Biden called on Russia to "stop supporting men hiding behind masks and unmarked uniforms sowing unrest in eastern Ukraine." He warned of additional sanctions if such "provocative behavior" does not end.
Ukrainian and U.S. officials say they think Russian special forces are in the region and are behind efforts to seize government buildings and generally promote unrest - a claim Moscow denies.
As well as voicing solidarity with Kiev, Biden promised financial support, assistance in reducing Ukraine's dependence on Russian energy sources and nonlethal aid for security forces.
"You will not walk this road alone. We will walk it with you," Biden told Yatsenyuk.
As he spoke, the White House announced a $50 million package of assistance to help Ukraine pursue political and economic reform and strengthen its partnership with the United States.
Biden said he also expects an International Monetary Fund package for Ukraine to be finalized imminently.
The backing is likely to sit well with Ukrainian leaders struggling to keep their country afloat amid dire financial problems, the ongoing showdown with Russia over its annexation of Crimea and alleged interference in Ukraine's pro-Russian east.
Tensions remain high as pro-Russian militants show no sign of leaving occupied government buildings in eastern Ukraine despite an international deal agreed to in Geneva, Switzerland, last week.
Ukraine's acting President Oleksandr Turchynov told the country's parliament Tuesday that an "anti-terrorist operation" is under way in part of Ukraine's eastern Donetsk region.

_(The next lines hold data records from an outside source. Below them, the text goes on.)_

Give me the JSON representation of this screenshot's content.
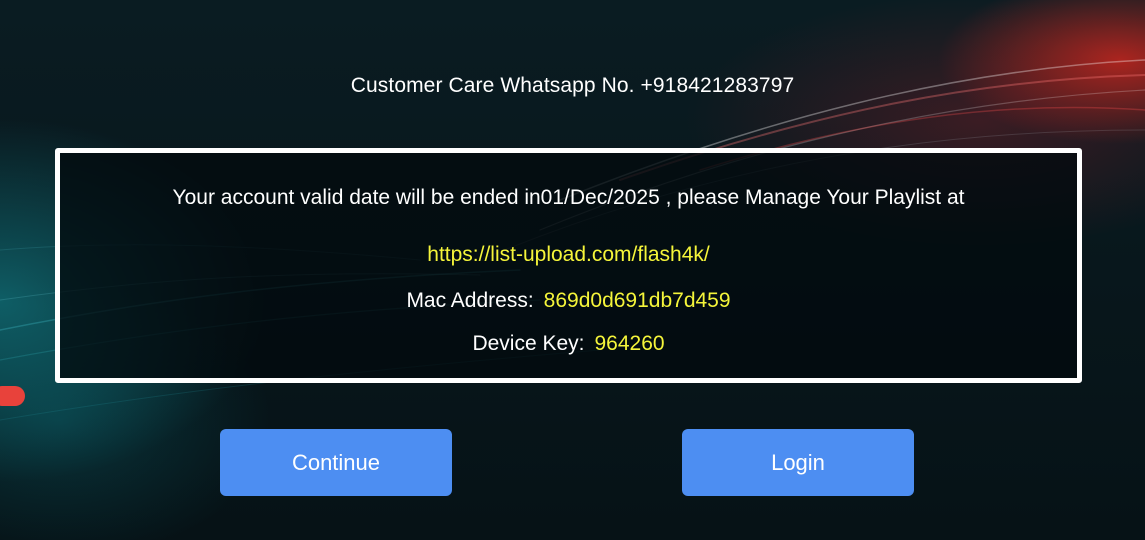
{
  "header": {
    "customer_care": "Customer Care Whatsapp No. +918421283797"
  },
  "panel": {
    "validity_message": "Your account valid date will be ended in01/Dec/2025 , please Manage Your Playlist at",
    "playlist_url": "https://list-upload.com/flash4k/",
    "mac_label": "Mac Address:",
    "mac_value": "869d0d691db7d459",
    "device_key_label": "Device Key:",
    "device_key_value": "964260"
  },
  "buttons": {
    "continue_label": "Continue",
    "login_label": "Login"
  },
  "colors": {
    "accent_button": "#4d8ef2",
    "highlight_text": "#f5f53a",
    "panel_border": "#ffffff",
    "indicator": "#e8423b"
  }
}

"It will be conducted step by step, responsibly, carefully," he said, according to the Ukrinform news agency.
The reported operation comes as EU defense ministers and NATO chief Anders Fogh Rasmussen meet in Luxembourg with the crisis in Ukraine high on the agenda.
Turchynov had given pro-Russian protesters in other eastern Ukrainian cities until 2 a.m. ET Monday to disarm or face a "full-scale anti-terrorist operation" by Ukraine's armed forces.
But the deadline passed with no sign that it was heeded, including in the eastern city of Donetsk, where protesters have held the regional government building for more than a week. Similar deadlines in the past have come and gone with no consequences.
A U.N. human rights report released Tuesday on the situation in Ukraine, including the Crimea region annexed by Russia last month, cited an urgent need to counter "misinformation, propaganda and incitement to hatred" in the country to avoid the further escalation of tension.
"Facts on the ground need to be established to help reduce the risk of radically different narratives being exploited for political ends," said U.N. High Commissioner for Human Rights Navi Pillay.
Based on information gathered by U.N. human rights monitors since March 15, the report draws concerning parallels between what happened in Crimea and events unfolding in eastern Ukraine now.